Downton Abbey: A New Era, which was originally announced with the working title Downtown Abbey 2, is set for a theatre-only release on March 18, 2022 — bumped up from its initial release date of Dec. 22.
“A new era begins,” the franchise tweeted on Wednesday.
The franchise also confirmed that Maggie Smith, Hugh Bonneville, Laura Carmichael, Jim Carter, Michelle Dockery and Elizabeth McGovern will all be reprising their roles for the film. Julian Fellowes, has returned to pen the script as well, while Simon Curtis, whose credits include My Week with Marilyn and Woman in Gold, has signed on as director.
The franchise also welcomes some new faces, with Dominic West, Hugh Dancy, Laura Haddock and Nathalie Baye joining the cast.
West, who will also play Prince Charles in the upcoming season of The Crown, is known for star roles in The Wire and The Affair. Meanwhile, Dancy is best known for his role as Will Graham in the hit series Hannibal, while Haddock is known for her roles in White Lines and Guardians of the Galaxy. Baye’s notable appearances include roles in Catch Me if You Can and Call My Agent.
The new title and release date came with whisperings of a teaser shown to attendees at a Cinema Con event in Vegas. The footage, not yet available to the public, reportedly sees Lord Grantham, Lady Mary and the rest of the Crawley’s preparing for a lengthy tour of Europe and included hints of a wedding.
In 2019, the first Downton Abbey film — which premiered four years after the hit show wrapped up its sixth season run — reunited most of the cast for a plot revolving around the preparations for a royal visit from King George V and Queen Mary.
One of the major bombshells dropped in the feature film was the news of Cousin Violet’s illness, which was hinted at early in the film and finally revealed in her intimate conversation with Lady Mary.

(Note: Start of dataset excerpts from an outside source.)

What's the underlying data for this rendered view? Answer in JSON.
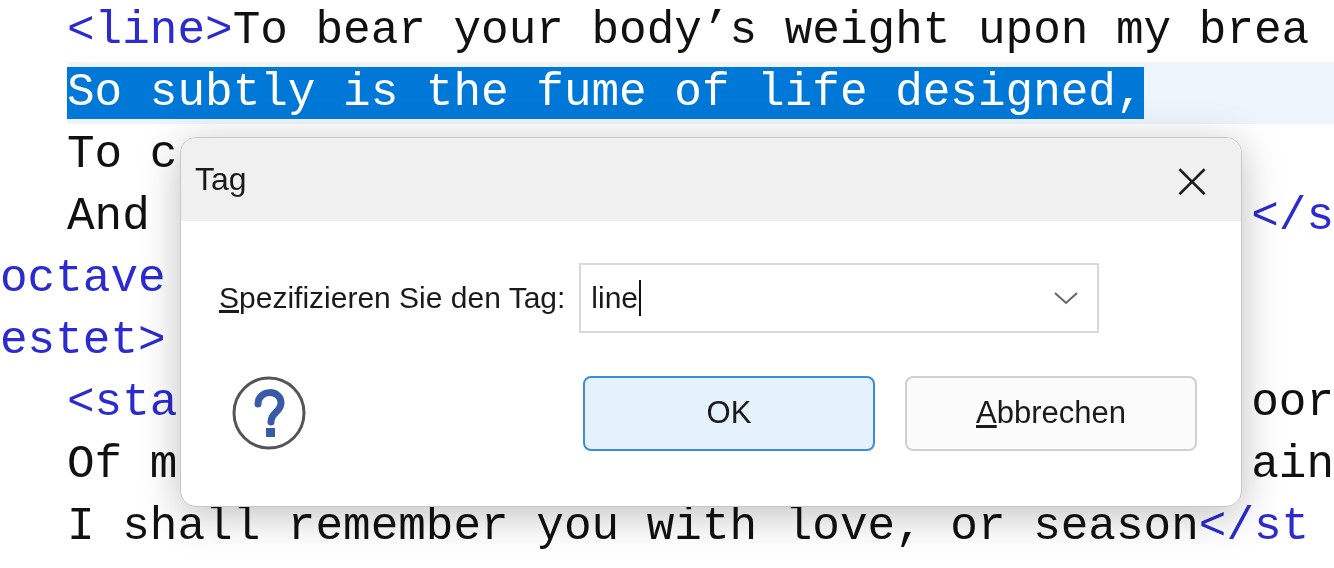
{
  "editor": {
    "lines": [
      {
        "children": [
          {
            "segments": [
              {
                "kind": "tag",
                "text": "<line>"
              },
              {
                "kind": "text",
                "text": "To bear your body’s weight upon my brea"
              }
            ],
            "selected": false
          },
          {
            "segments": [
              {
                "kind": "text",
                "text": "So subtly is the fume of life designed,"
              }
            ],
            "selected": true
          },
          {
            "segments": [
              {
                "kind": "text",
                "text": "To c"
              }
            ],
            "selected": false
          },
          {
            "segments": [
              {
                "kind": "text",
                "text": "And"
              }
            ],
            "right": [
              {
                "kind": "tag",
                "text": "</s"
              }
            ],
            "selected": false
          }
        ]
      },
      {
        "segments": [
          {
            "kind": "tag",
            "text": "octave"
          }
        ],
        "selected": false
      },
      {
        "segments": [
          {
            "kind": "tag",
            "text": "estet>"
          }
        ],
        "selected": false,
        "children": [
          {
            "segments": [
              {
                "kind": "tag",
                "text": "<sta"
              }
            ],
            "right": [
              {
                "kind": "text",
                "text": "oor"
              }
            ],
            "selected": false
          },
          {
            "segments": [
              {
                "kind": "text",
                "text": "Of m"
              }
            ],
            "right": [
              {
                "kind": "text",
                "text": "ain"
              }
            ],
            "selected": false
          },
          {
            "segments": [
              {
                "kind": "text",
                "text": "I shall remember you with love, or season"
              },
              {
                "kind": "tag",
                "text": "</st"
              }
            ],
            "selected": false
          }
        ]
      }
    ]
  },
  "dialog": {
    "title": "Tag",
    "close": "×",
    "label": "Spezifizieren Sie den Tag:",
    "label_underlined_first": true,
    "value": "line",
    "buttons": [
      {
        "label": "OK",
        "default": true,
        "underlined_first": false
      },
      {
        "label": "Abbrechen",
        "default": false,
        "underlined_first": true
      }
    ]
  }
}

In the heartbreaking scene, Cousin Violet, a fan favourite played by Academy Award-winning legend Maggie Smith, confirms she’s nearing the end of her life.
However, a recent interview with Downton creator Fellowes suggests we haven’t heard the last quick-witted one-liner from the feisty, yet charming, Crawley.
“We should remember that at the end of the film, Maggie was by no means dead,” he told Hello!. “You imagine Violet is on her way out, but that decision hasn’t been reached.”